Michigan territorial governor Lewis Cass (1782-1866) led the party and chose 20-year-old James Doty (1799-1865) to be its official secretary. Cass would go on to a brilliant political career in Washington, where he served at different times as Secretary of War and Secretary of State and ran for president in 1848. Doty would grow up to become one of the founders of Wisconsin. He served as territorial governor and represented Wisconsin in Congress, and helped draft the state's constitution. Abraham Lincoln later appointed him superintendent of Indian affairs for Utah Territory, where he died in 1865 after having been promoted to governor.

Also along on the voyage was scientist Henry Rowe Schoolcraft (1793-1864), who left his own account of the trip and returned three years later as U.S. Indian agent for Lake Superior (1822-36) and afterwards became Michigan commissioner of Indian Affairs (1836-41). His popular books about Indian life in the Great Lakes inspired the famous poem Hiawatha by Henry Wadsworth Longfellow and made Schoolcraft a minor celebrity in mid-19th century America.

Doty kept his official diary in three pocket notebooks, making an entry almost every day. We present here each of those entries on the same day, this year, on which he wrote it in 1820. Due to their length, we have edited most entries; to see the complete text of any day's account, use the links provided in this box.

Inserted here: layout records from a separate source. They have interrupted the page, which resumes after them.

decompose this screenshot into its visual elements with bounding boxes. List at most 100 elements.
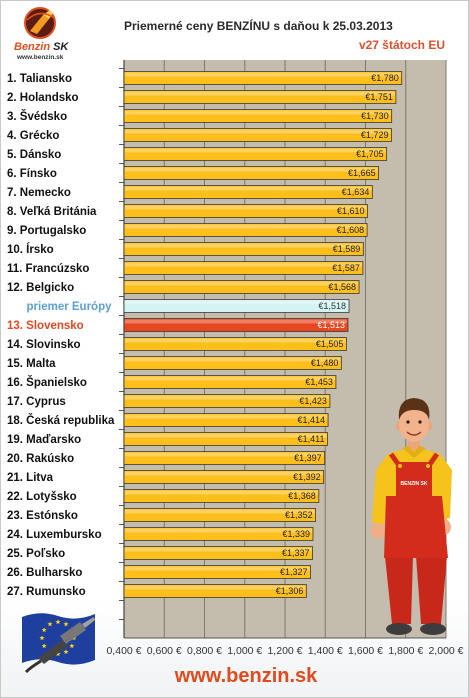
value-label-25-polsko: €1,337 <box>282 548 310 558</box>
bar-14-slovinsko <box>123 337 347 351</box>
category-label-14-slovinsko: 14. Slovinsko <box>7 339 81 351</box>
mechanic-button-left <box>398 464 402 468</box>
category-label-10-irsko: 10. Írsko <box>7 243 54 256</box>
value-label-18-ceska-republika: €1,414 <box>298 415 326 425</box>
category-label-17-cyprus: 17. Cyprus <box>7 396 66 408</box>
logo-swoosh <box>26 12 55 21</box>
bar-6-finsko <box>123 166 379 180</box>
category-label-15-malta: 15. Malta <box>7 358 56 370</box>
bar-18-ceska-republika <box>123 413 329 427</box>
value-label-2-holandsko: €1,751 <box>365 92 393 102</box>
mechanic-left-leg <box>385 556 413 624</box>
category-label-24-luxembursko: 24. Luxembursko <box>7 529 102 541</box>
value-label-13-slovensko: €1,513 <box>317 320 345 330</box>
value-label-26-bulharsko: €1,327 <box>280 567 308 577</box>
bar-9-portugalsko <box>123 223 368 237</box>
x-tick-label: 0,600 € <box>147 645 182 657</box>
category-label-7-nemecko: 7. Nemecko <box>7 187 71 199</box>
bar-gloss <box>125 357 341 362</box>
value-label-16-spanielsko: €1,453 <box>305 377 333 387</box>
value-label-23-estonsko: €1,352 <box>285 510 313 520</box>
category-label-11-francuzsko: 11. Francúzsko <box>7 263 89 275</box>
category-label-19-madarsko: 19. Maďarsko <box>7 434 81 446</box>
flag-star <box>63 621 69 627</box>
mechanic-hair <box>398 398 430 420</box>
bar-3-svedsko <box>123 109 393 123</box>
flag-nozzle-handle <box>38 640 68 664</box>
mechanic-overalls-bib <box>396 462 432 500</box>
flag-star <box>47 621 53 627</box>
flag-star <box>55 619 61 625</box>
category-label-4-grecko: 4. Grécko <box>7 130 59 142</box>
flag-star <box>41 627 47 633</box>
bar-19-madarsko <box>123 432 328 446</box>
bar-gloss <box>125 528 312 533</box>
mechanic-left-shoe <box>386 623 412 635</box>
category-label-23-estonsko: 23. Estónsko <box>7 510 78 522</box>
bar-gloss <box>125 72 401 77</box>
x-tick-label: 0,800 € <box>187 645 222 657</box>
x-tick-label: 1,400 € <box>308 645 343 657</box>
logo-wordmark: Benzin SK <box>14 41 68 53</box>
flag-nozzle-body <box>60 622 86 644</box>
bar-gloss <box>125 433 327 438</box>
bar-gloss <box>125 224 367 229</box>
value-label-21-litva: €1,392 <box>293 472 321 482</box>
bar-gloss <box>125 186 372 191</box>
category-label-8-velka-britania: 8. Veľká Británia <box>7 206 97 218</box>
category-label-3-svedsko: 3. Švédsko <box>7 110 67 123</box>
mechanic-button-right <box>426 464 430 468</box>
bar-gloss <box>125 376 335 381</box>
value-label-priemer-europy: €1,518 <box>318 301 346 311</box>
mechanic-smile <box>406 431 422 436</box>
category-label-26-bulharsko: 26. Bulharsko <box>7 567 82 579</box>
x-tick-label: 1,600 € <box>348 645 383 657</box>
bar-gloss <box>125 452 324 457</box>
flag-nozzle-hose <box>24 659 42 674</box>
category-label-16-spanielsko: 16. Španielsko <box>7 376 87 389</box>
mechanic-left-arm <box>372 454 390 525</box>
value-label-27-rumunsko: €1,306 <box>276 586 304 596</box>
category-label-22-lotyssko: 22. Lotyšsko <box>7 491 77 503</box>
mechanic-head <box>399 406 429 442</box>
bar-27-rumunsko <box>123 584 307 598</box>
category-label-priemer-europy: priemer Európy <box>27 301 113 313</box>
bar-gloss <box>125 490 318 495</box>
value-label-22-lotyssko: €1,368 <box>288 491 316 501</box>
value-label-10-irsko: €1,589 <box>333 244 361 254</box>
bar-gloss <box>125 509 315 514</box>
mechanic-left-hand <box>371 523 385 539</box>
bar-16-spanielsko <box>123 375 337 389</box>
mechanic-overalls <box>384 496 448 558</box>
logo-url: www.benzin.sk <box>17 54 64 61</box>
eu-flag-icon <box>22 613 95 674</box>
bar-gloss <box>125 471 323 476</box>
value-label-15-malta: €1,480 <box>311 358 339 368</box>
category-label-1-taliansko: 1. Taliansko <box>7 73 72 85</box>
bar-gloss <box>125 300 348 305</box>
category-label-12-belgicko: 12. Belgicko <box>7 282 74 294</box>
value-label-14-slovinsko: €1,505 <box>316 339 344 349</box>
bar-2-holandsko <box>123 90 397 104</box>
value-label-5-dansko: €1,705 <box>356 149 384 159</box>
bar-20-rakusko <box>123 451 326 465</box>
value-label-3-svedsko: €1,730 <box>361 111 389 121</box>
bar-gloss <box>125 414 328 419</box>
bar-gloss <box>125 129 391 134</box>
mechanic-right-eye <box>418 420 422 424</box>
bar-24-luxembursko <box>123 527 314 541</box>
bar-10-irsko <box>123 242 364 256</box>
bar-15-malta <box>123 356 342 370</box>
category-label-2-holandsko: 2. Holandsko <box>7 92 79 104</box>
fuel-nozzle-icon <box>24 7 56 39</box>
mechanic-left-eye <box>406 420 410 424</box>
chart-subtitle: v27 štátoch EU <box>358 38 445 52</box>
category-label-9-portugalsko: 9. Portugalsko <box>7 225 86 237</box>
bar-13-slovensko <box>123 318 349 332</box>
x-tick-label: 1,000 € <box>227 645 262 657</box>
bar-gloss <box>125 91 395 96</box>
category-label-18-ceska-republika: 18. Česká republika <box>7 414 115 427</box>
flag-star <box>69 643 75 649</box>
chart-title: Priemerné ceny BENZÍNU s daňou k 25.03.2… <box>124 19 393 33</box>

Spelling and punctuation have occasionally been silently edited here to facilitate easy comprehension by non-specialists, but we have generally preserved Doty's archaic usage and idiosyncratic spellings.

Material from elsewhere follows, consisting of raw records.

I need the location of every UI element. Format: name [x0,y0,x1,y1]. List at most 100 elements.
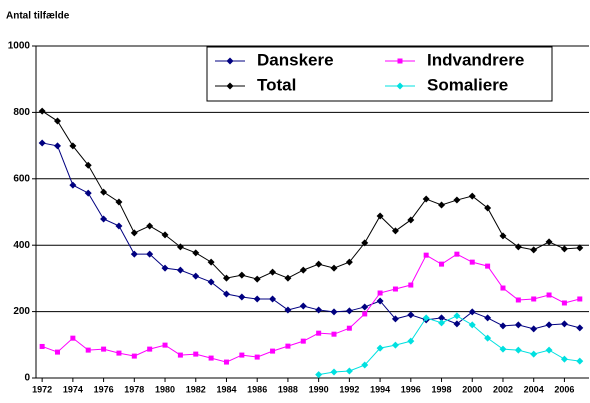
data-point [407,216,415,224]
data-point [69,181,77,189]
legend-marker [397,58,403,64]
data-point [331,331,337,337]
data-point [253,275,261,283]
y-tick-label: 200 [13,306,30,317]
data-point [453,312,461,320]
data-point [391,227,399,235]
y-tick-label: 600 [13,173,30,184]
data-point [361,361,369,369]
x-tick-label: 1976 [94,384,114,394]
data-point [438,314,446,322]
data-point [130,229,138,237]
data-point [530,246,538,254]
data-point [422,314,430,322]
data-point [192,249,200,257]
legend-marker [396,82,404,90]
data-point [223,359,229,365]
data-point [531,296,537,302]
data-point [453,196,461,204]
data-point [238,293,246,301]
data-point [408,282,414,288]
series-line [318,315,580,376]
data-point [177,352,183,358]
data-point [84,189,92,197]
data-point [70,335,76,341]
data-point [207,258,215,266]
data-point [391,315,399,323]
data-point [222,274,230,282]
x-tick-label: 2000 [462,384,482,394]
data-point [514,243,522,251]
data-point [561,300,567,306]
data-point [315,371,323,379]
data-point [361,239,369,247]
data-point [146,250,154,258]
x-tick-label: 1984 [216,384,236,394]
data-point [499,345,507,353]
data-point [454,251,460,257]
data-point [560,320,568,328]
data-point [330,264,338,272]
data-point [499,232,507,240]
data-point [514,321,522,329]
data-point [131,353,137,359]
data-point [54,142,62,150]
data-point [376,344,384,352]
data-point [101,346,107,352]
data-point [546,292,552,298]
data-point [560,245,568,253]
data-point [38,107,46,115]
data-point [270,348,276,354]
legend-label: Somaliere [427,75,508,94]
data-point [468,192,476,200]
data-point [84,161,92,169]
legend-label: Indvandrere [427,50,524,69]
data-point [284,306,292,314]
data-point [576,324,584,332]
data-point [484,334,492,342]
x-tick-label: 1980 [155,384,175,394]
data-point [315,260,323,268]
y-tick-label: 1000 [8,41,31,52]
x-tick-label: 2006 [554,384,574,394]
data-point [514,346,522,354]
data-point [530,350,538,358]
data-point [146,222,154,230]
legend-marker [226,82,234,90]
data-point [193,351,199,357]
data-point [208,355,214,361]
x-tick-label: 1992 [339,384,359,394]
x-tick-label: 1974 [63,384,83,394]
data-point [55,349,61,355]
data-point [269,268,277,276]
x-tick-label: 1994 [370,384,390,394]
y-tick-label: 0 [24,373,30,384]
data-point [345,367,353,375]
x-tick-label: 1998 [432,384,452,394]
data-point [147,346,153,352]
data-point [577,296,583,302]
series-line [42,142,580,330]
data-point [54,117,62,125]
data-point [299,266,307,274]
x-tick-label: 1986 [247,384,267,394]
data-point [377,290,383,296]
data-point [222,290,230,298]
data-point [130,250,138,258]
data-point [468,321,476,329]
y-tick-label: 800 [13,107,30,118]
series-line [41,110,580,280]
data-point [207,278,215,286]
y-tick-label: 400 [13,240,30,251]
data-point [238,271,246,279]
x-tick-label: 1972 [32,384,52,394]
x-tick-label: 1982 [186,384,206,394]
data-point [330,368,338,376]
legend-label: Total [257,75,296,94]
data-point [345,307,353,315]
data-point [485,263,491,269]
legend-marker [226,57,234,65]
x-tick-label: 1996 [401,384,421,394]
x-tick-label: 2002 [493,384,513,394]
data-point [239,352,245,358]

With each entry, we also include commentary, quotes from other contemporary sources, links to a Google map showing the party's location each day, and links to images of the original manuscript and the 1895 printed edition of the diary. Readers wanting to quote from Doty's journal should verify their texts through these images rather than follow the electronic text on this page.

The original pocket-sized journal volumes are in Box 1 of the Papers of James Duane Doty (Wis Mss DD) at the Wisconsin Historical Society. The printed text is from Wisconsin Historical Collections, vol. XIII (Madison: State Historical Society of Wisconsin, 1895): 163-219.

Because Doty left two large gaps in his notebooks, we have quoted liberally from the journal kept by one of his companions on the trip, Henry Rowe Schoolcraft. Excerpts from Schoolcraft are taken from his Narrative Journal of Travels through the Northwestern Regions of the United States… performed as a member of the expedition under Governor Cass in the year 1820 (Albany : E. & E. Hosford, 1821), as reproduced online at the Library of Congress American Memory Project.

Finally, you can have each day's entry delivered to your personal Web page through an RSS feed simply by clicking "Subscribe to This Feed."

View Doty's handwritten journal

View the printed 1895 edition

This Expedition is fitted out at the suggestion of Gov.Cass by the Secretary at War, Mr. Calhoun. Its objects are understood to be the attainment of certain information of the moral & physical situation of the Northern Indians, their divisions, names, important men, of what numbers the tribes are composed, the country and its extent which they inhabit, and their history, manners and customs, as also what their feelings and dispositions are as respects the United States & Great Britain.


The topography of the country is to be accurately observed and noted and [we are to] collect all the information possible necessary to form a complete map of this section of the Union.


Eligible sites for forts are to be selected and purchased, and particularly one at the Sault de Ste Marie.


The geological and mineralogical aspects of the country are to be examined, especially the copper mines, lead mines and gypsum quarries, their quality and quantity, and the facilities of obtaining them.


To effect these objects such route is to be pursued as shall be deemed most advantageous after having arrived at the head of Lake Superior. To ascertain the sources of the Mississippi may be considered another object.